Abstract

AbstractThe two species of Montrichardia (Araceae) are perennial herbs of great ecological, economic, and ethnobotanical importance that form populations by clonal growth and sexual reproduction. Here, genetic diversity was studied within a drainage system distant from Amazonia. Five populations were sampled from the Rio Parnaíba Delta (northeast Brazil) and two outside it. The eight ISSR primers selected generated 342 marker bands. The non‐Delta populations (M. arborescens) were grouped together by cluster analysis and Bayesian simulation but the Delta populations (M. linifera) were only grouped weakly. Ordination and Bayesian simulation grouped populations into three pairs along an east–west axis. All population pairs were significantly different (pairwise PhiPT, p ≤ 0.001).

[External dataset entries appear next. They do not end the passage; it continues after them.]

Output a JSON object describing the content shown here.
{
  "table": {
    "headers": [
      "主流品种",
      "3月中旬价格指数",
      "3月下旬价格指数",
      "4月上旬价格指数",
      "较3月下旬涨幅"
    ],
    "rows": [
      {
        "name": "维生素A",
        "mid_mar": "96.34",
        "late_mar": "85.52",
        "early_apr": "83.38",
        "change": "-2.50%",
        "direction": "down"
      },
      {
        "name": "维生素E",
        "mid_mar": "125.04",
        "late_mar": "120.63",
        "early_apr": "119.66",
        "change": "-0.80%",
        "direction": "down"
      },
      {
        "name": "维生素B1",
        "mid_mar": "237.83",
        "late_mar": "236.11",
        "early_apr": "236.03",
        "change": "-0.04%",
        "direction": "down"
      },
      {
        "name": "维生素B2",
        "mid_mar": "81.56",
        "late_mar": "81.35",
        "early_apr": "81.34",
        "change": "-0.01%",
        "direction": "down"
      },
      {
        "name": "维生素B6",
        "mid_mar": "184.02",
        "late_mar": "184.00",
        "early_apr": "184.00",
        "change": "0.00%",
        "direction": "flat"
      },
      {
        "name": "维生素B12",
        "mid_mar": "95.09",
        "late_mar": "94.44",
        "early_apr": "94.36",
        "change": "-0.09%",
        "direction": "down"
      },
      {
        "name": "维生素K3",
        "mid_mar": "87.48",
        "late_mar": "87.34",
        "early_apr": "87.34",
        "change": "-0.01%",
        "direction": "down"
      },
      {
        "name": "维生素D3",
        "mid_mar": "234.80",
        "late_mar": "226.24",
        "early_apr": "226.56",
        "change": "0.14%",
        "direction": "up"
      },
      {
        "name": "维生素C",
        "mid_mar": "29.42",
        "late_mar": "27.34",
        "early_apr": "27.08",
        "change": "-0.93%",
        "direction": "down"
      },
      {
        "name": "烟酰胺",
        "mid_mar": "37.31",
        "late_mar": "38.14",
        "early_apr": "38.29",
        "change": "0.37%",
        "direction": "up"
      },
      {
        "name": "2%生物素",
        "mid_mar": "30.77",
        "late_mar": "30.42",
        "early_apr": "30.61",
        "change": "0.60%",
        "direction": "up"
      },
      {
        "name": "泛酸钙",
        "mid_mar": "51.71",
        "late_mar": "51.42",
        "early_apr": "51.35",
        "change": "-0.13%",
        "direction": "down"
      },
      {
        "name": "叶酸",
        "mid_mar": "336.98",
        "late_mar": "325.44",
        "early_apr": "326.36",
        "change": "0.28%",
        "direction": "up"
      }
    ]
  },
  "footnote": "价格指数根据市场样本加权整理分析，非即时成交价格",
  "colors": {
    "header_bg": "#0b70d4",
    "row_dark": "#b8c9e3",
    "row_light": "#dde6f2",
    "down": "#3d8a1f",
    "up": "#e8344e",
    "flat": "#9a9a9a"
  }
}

Between‐population variance (AMOVA, 39.9% variance, p < 0.001) was much greater than between‐species (12.2%, p < 0.034), but within‐population variance was greatest (48.0%). Within the Delta, geographical distance between populations did not predict genetic similarity, but relative within‐population diversity appears to be influenced by habitat differences. There is genetic evidence, but relatively weak, for recognizing the Delta populations as M. linifera and the non‐Delta ones as M. arborescens; Paulino Neves (Maranhão) appears to be the easternmost record for this species. The strong between‐population differences previously reported for M. linifera are corroborated.